No es casual que el régimen que llamamos de manera elíptica democracia se encuentre en México tan devaluado. En todo el siglo XX, el único sentido que tenía hacerse de derechos políticos (como elegir libre y universalmente a nuestros representantes) consistió en que éstos redundaran en más derechos sociales. En el siglo XXI, este hecho no parece haber cambiado. (Hay pocas retóricas que hoy resultan tan superfluas como las que elaboraron alguna vez Juan José Linz y su escuela, ya en el olvido, que reducía el fenómeno democrático a la esfera política.) En la transición mexicana el efecto paralelo de la democracia ha sido exactamente el contrario: aumento exponencial de la pobreza y, sobre todo, de las inseguridades que acechan a los que se sitúan en la mitad beneficiada de la población.

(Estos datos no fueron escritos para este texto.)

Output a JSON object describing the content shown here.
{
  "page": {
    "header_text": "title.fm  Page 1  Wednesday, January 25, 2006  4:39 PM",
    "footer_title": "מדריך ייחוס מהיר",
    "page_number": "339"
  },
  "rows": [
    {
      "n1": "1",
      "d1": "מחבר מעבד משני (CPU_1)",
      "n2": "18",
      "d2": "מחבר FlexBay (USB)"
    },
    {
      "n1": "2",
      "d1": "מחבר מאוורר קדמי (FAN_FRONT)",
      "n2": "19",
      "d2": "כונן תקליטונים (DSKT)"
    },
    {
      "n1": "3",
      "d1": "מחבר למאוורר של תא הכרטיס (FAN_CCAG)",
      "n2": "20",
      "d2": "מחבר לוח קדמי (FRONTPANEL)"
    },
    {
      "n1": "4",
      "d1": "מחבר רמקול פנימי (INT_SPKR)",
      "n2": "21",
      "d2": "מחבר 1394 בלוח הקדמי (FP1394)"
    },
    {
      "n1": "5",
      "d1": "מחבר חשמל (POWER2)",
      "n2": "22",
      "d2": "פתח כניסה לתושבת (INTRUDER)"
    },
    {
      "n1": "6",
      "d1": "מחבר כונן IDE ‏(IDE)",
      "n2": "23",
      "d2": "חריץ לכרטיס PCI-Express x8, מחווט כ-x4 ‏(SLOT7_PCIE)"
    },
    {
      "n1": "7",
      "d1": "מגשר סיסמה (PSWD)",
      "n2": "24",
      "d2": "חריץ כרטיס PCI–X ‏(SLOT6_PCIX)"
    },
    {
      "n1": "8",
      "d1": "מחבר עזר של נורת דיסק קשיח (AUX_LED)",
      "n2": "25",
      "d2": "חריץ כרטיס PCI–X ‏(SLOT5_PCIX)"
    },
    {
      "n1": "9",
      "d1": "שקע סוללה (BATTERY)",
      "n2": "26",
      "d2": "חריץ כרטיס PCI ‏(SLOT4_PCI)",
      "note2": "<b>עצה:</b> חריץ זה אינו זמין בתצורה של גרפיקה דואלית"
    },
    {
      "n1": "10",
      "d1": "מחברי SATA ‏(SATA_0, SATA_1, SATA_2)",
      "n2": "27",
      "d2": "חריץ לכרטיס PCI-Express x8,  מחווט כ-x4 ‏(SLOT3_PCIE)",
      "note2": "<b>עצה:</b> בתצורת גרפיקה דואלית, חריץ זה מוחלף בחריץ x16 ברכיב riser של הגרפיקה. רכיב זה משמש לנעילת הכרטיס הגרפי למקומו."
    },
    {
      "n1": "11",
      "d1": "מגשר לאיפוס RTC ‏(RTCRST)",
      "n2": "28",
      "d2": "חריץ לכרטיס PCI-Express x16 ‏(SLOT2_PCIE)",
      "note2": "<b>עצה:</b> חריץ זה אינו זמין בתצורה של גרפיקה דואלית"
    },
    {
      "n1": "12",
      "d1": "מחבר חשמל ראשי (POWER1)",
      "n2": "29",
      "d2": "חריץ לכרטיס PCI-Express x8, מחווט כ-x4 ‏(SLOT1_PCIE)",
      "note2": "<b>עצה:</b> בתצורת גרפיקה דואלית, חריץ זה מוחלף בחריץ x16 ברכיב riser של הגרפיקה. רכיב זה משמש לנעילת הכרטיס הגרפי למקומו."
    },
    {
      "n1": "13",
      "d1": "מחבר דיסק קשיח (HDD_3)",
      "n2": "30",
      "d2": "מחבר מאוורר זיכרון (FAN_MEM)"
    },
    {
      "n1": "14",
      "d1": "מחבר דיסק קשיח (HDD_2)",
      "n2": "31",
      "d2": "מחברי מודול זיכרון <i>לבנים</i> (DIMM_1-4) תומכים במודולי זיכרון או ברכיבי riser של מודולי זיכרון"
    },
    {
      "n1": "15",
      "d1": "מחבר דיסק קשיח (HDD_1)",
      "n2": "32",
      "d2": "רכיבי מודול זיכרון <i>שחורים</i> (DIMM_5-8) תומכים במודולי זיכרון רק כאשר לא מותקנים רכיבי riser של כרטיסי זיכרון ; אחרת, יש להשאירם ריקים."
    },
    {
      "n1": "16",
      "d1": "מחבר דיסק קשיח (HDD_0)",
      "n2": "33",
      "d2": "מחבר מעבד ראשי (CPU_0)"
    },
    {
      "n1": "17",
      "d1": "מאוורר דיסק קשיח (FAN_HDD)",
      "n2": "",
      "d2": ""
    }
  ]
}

Y pasemos al renglón más doloroso: los estados de excepción moleculares, la criminalización de la vida cotidiana. ¿No acaso está ligado el hecho de que cientos de miles de jóvenes busquen una vida en el crimen con la retracción del Estado con respecto a sus compromisos sociales? Si la sustancia de la subjetividad actual es el miedo, el criminal es su empresario más destacado. Un empresario, por cierto, impecablemente empresarial: vive en y para el mercado; es rigurosamente competitivo; su productividad es incomparable.

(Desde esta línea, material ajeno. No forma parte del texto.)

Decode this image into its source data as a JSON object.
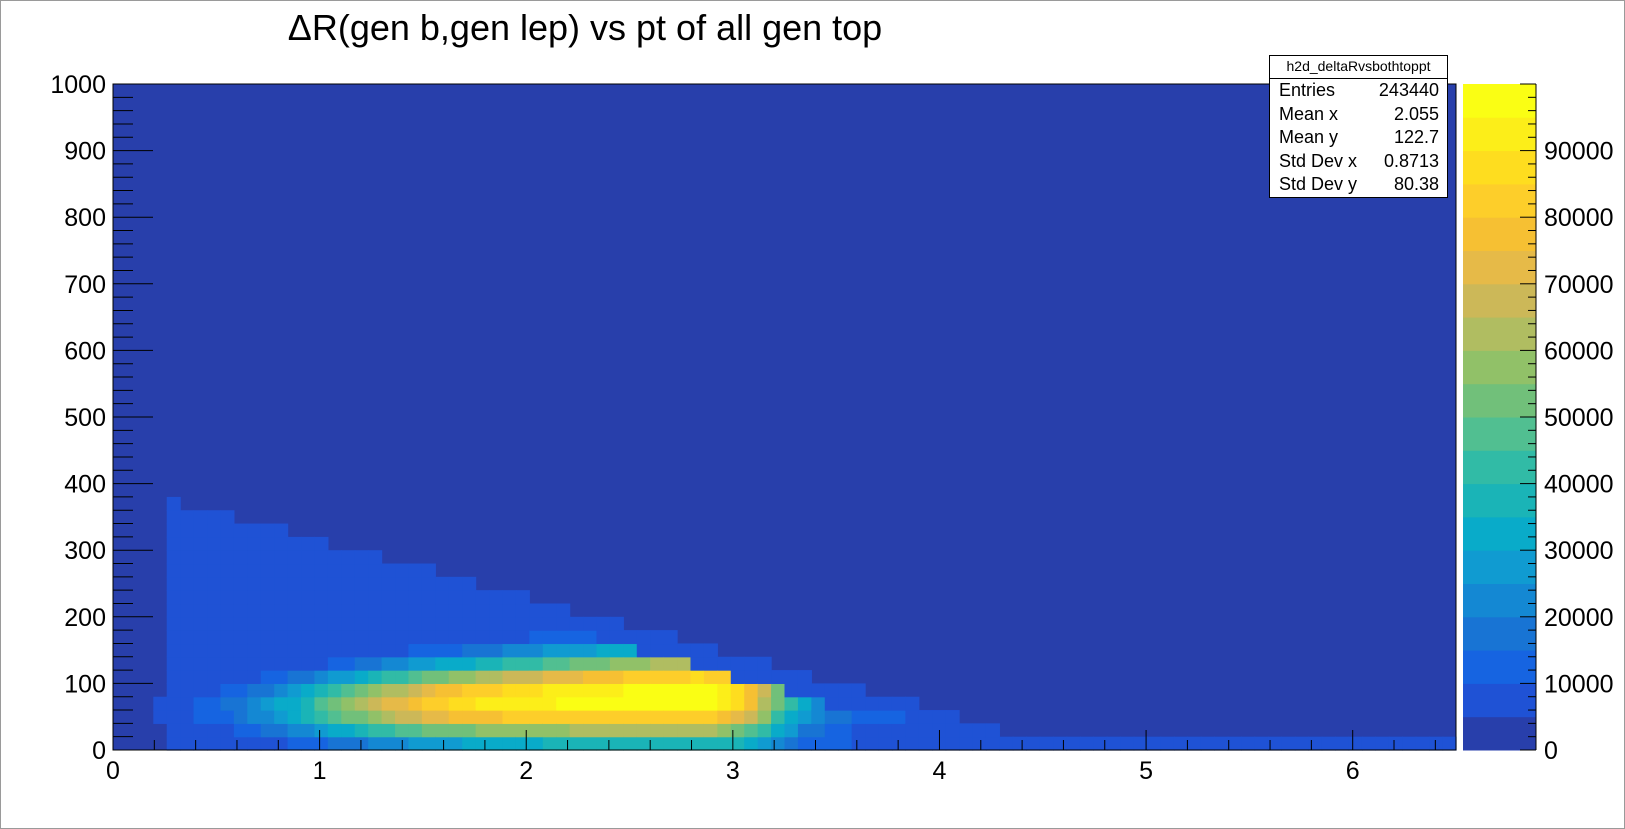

Jugar a la ruleta (con el Estado).- Las reformas impulsadas por el PRI a lo largo de 2013 (en particular la energética, la fiscal y la educativa) llevan hasta su último paroxismo la versión más consagrada (y celebrada) de la sociedad del riesgo. En ese automatismo hay por supuesto un aprendizaje. En la política mexicana de la última década y media, gana quien se somete a la subsidariedad global, a la inacción frente a la criminalización de la vida (como vía de intimidación para retraer el espacio público) y a multiplicar las incertidumbres que acechan a la vida cotidiana. El dilema es si el costo de ese triunfo garantiza certidumbre a sus beneficiaros. Obviamente: no. ¿Cuánto puede entonces sostenerse un régimen que afecta no sólo a sus opositores –lo cual es lógico– sino a quienes dice sí? Tal vez sólo sea cuestión de tiempo.